A lot of the Bible is based on dreams and visions. Paul is treated by Christians as someone who "knows the rules of the faith." The writing attributed to Paul is believed to be the voice of God or Jesus. The reason Paul claims to be an authority in the faith is that he talked to Jesus numerous times after Jesus was dead. The most referred to time was in a "vision." While Paul or someone later added a sentence in the Bible that many were with Paul to verify the appearance of Jesus there are no names or testimony of any of them. Under the circumstances is it possible, I will say probable, Paul or someone later made up this tale. It is incredulous millions believe such a vision/dream involved the actual Jesus speaking to Paul. How can millions of people believe such nonsense?

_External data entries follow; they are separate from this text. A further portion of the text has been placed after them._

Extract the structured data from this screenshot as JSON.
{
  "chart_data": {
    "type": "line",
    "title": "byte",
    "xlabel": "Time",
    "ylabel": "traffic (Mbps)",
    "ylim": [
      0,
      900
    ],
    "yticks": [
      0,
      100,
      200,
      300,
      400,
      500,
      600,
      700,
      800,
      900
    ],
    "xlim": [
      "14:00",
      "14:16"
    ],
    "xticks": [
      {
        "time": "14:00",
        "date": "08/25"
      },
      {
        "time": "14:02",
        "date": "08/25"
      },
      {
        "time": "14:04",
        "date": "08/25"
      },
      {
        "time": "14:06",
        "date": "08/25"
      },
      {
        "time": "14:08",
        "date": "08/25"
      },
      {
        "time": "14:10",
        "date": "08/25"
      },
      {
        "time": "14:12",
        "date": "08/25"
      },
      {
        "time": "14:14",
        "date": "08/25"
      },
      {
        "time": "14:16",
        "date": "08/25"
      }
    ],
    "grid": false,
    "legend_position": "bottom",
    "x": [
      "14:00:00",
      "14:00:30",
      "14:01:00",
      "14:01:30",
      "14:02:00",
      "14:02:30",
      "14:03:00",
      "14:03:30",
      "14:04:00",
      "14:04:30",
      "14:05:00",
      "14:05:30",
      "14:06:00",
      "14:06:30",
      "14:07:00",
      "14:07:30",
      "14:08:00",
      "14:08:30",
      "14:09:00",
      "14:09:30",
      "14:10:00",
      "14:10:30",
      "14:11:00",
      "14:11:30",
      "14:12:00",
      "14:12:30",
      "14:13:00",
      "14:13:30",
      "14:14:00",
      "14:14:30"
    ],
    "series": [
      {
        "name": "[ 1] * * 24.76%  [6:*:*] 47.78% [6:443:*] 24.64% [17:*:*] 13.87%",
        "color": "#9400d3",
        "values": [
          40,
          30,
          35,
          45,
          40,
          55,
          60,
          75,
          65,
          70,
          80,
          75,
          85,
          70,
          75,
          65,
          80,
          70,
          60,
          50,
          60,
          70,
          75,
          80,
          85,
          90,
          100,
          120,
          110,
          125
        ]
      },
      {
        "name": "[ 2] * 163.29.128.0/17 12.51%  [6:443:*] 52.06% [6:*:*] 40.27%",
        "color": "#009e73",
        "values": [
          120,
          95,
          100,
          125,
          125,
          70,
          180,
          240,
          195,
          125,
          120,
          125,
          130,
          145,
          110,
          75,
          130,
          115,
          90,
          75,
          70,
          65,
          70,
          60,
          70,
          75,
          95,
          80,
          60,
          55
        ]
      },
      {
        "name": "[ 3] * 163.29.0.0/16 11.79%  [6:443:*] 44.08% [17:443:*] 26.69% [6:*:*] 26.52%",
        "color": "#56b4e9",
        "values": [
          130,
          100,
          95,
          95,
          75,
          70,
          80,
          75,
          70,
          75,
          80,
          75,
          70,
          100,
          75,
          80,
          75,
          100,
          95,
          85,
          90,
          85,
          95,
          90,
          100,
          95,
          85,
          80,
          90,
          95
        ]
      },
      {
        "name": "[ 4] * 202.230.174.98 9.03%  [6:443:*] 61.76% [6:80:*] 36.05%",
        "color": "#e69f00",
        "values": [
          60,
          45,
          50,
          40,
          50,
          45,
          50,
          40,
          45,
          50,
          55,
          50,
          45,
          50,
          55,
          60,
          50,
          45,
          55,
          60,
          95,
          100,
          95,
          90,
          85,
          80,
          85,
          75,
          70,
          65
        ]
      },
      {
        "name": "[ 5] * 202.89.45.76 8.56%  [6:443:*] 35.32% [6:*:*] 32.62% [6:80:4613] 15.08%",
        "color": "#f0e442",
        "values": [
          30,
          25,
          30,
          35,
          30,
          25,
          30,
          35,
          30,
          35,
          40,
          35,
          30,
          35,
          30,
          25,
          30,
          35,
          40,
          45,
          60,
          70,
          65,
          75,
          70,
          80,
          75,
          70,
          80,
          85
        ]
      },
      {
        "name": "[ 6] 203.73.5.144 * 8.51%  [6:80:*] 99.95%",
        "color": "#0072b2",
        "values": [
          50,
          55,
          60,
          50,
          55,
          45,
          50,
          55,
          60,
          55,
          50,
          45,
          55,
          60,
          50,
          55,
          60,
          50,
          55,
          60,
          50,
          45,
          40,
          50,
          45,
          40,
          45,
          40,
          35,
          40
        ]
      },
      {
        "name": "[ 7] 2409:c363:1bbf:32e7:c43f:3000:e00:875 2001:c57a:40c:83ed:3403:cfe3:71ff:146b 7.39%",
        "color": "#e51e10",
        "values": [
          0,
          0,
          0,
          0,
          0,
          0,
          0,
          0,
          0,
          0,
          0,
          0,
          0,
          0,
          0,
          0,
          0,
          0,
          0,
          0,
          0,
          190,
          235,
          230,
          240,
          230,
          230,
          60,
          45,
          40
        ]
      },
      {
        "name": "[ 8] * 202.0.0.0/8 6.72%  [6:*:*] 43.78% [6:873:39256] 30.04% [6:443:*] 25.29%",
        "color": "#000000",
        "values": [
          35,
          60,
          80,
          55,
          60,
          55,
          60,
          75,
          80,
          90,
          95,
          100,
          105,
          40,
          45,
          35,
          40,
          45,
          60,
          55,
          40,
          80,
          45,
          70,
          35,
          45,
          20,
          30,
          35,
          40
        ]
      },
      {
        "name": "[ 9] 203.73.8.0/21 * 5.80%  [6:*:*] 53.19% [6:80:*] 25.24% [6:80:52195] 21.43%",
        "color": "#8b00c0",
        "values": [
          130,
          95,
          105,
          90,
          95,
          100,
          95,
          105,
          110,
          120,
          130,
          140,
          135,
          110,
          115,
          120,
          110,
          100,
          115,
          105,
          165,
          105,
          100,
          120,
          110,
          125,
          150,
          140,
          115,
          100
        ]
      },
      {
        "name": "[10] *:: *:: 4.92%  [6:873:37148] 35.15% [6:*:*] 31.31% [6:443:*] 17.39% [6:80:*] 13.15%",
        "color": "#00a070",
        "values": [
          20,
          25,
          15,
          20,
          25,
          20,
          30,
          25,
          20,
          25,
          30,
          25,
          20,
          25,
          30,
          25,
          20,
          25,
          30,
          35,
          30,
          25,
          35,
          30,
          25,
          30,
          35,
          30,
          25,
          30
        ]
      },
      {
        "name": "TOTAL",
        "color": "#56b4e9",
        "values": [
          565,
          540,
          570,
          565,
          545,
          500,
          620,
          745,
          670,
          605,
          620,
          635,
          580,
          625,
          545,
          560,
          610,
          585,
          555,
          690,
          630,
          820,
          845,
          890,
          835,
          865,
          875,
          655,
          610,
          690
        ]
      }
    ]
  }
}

About a thousand years ago, French Jesuits were intent on coming to this continent and converting the Iroquois to Catholic Christianity. The Iroquois nation was a group of six tribes in some of now Pennsylvania, Northern New York and Eastern Canada. The Jesuits learned local languages and no doubt some Iroquois learned to speak French. A wonderful body of literature sent to their home office by the Jesuits about the Iroquois has been preserved.

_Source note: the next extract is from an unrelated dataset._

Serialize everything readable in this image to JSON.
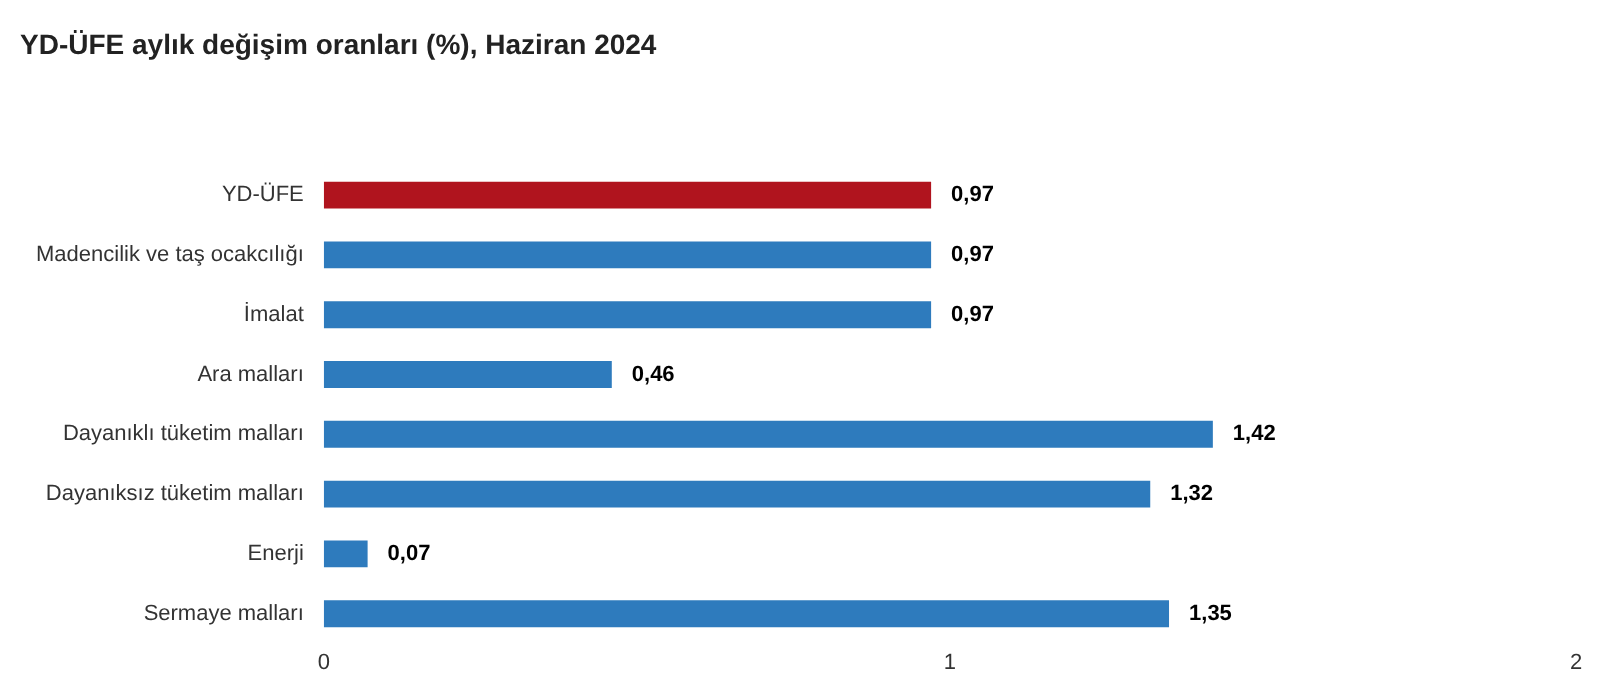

The Iroquois schooled the Jesuits about dreams. Dreams were so important to the Iroquois it sounds much like those in the Bible. Perhaps dream meaning of the Iroquois and that in Biblical times is a window into the ancient world writ large. 

The Iroquois had concluded that each human was not one person, but two. One was the person we know, awake and aware of his own existence. This human, however, is not the important one. The other and more important one is that which shows up in dreams. The person in dreams often does not speak directly but has experiences. These experiences are the "language" the dream person uses to communicate messages.

Interpreting the message in a dream was a preoccupation of the Iroquois. When a person had a dream to interpret meetings were called to discuss what the meaning might be. It sounds identical to Christians getting together in Bible study saying to each other, "What this means is..." 

In the Bible world, there is not a clear line between dreams and real events. So it was in the Iroquois' world and possibly everywhere. While the spiritual world of the Iroquois was ridiculed by the French Jesuits, the Christian world of the Jesuits deserves the same critique.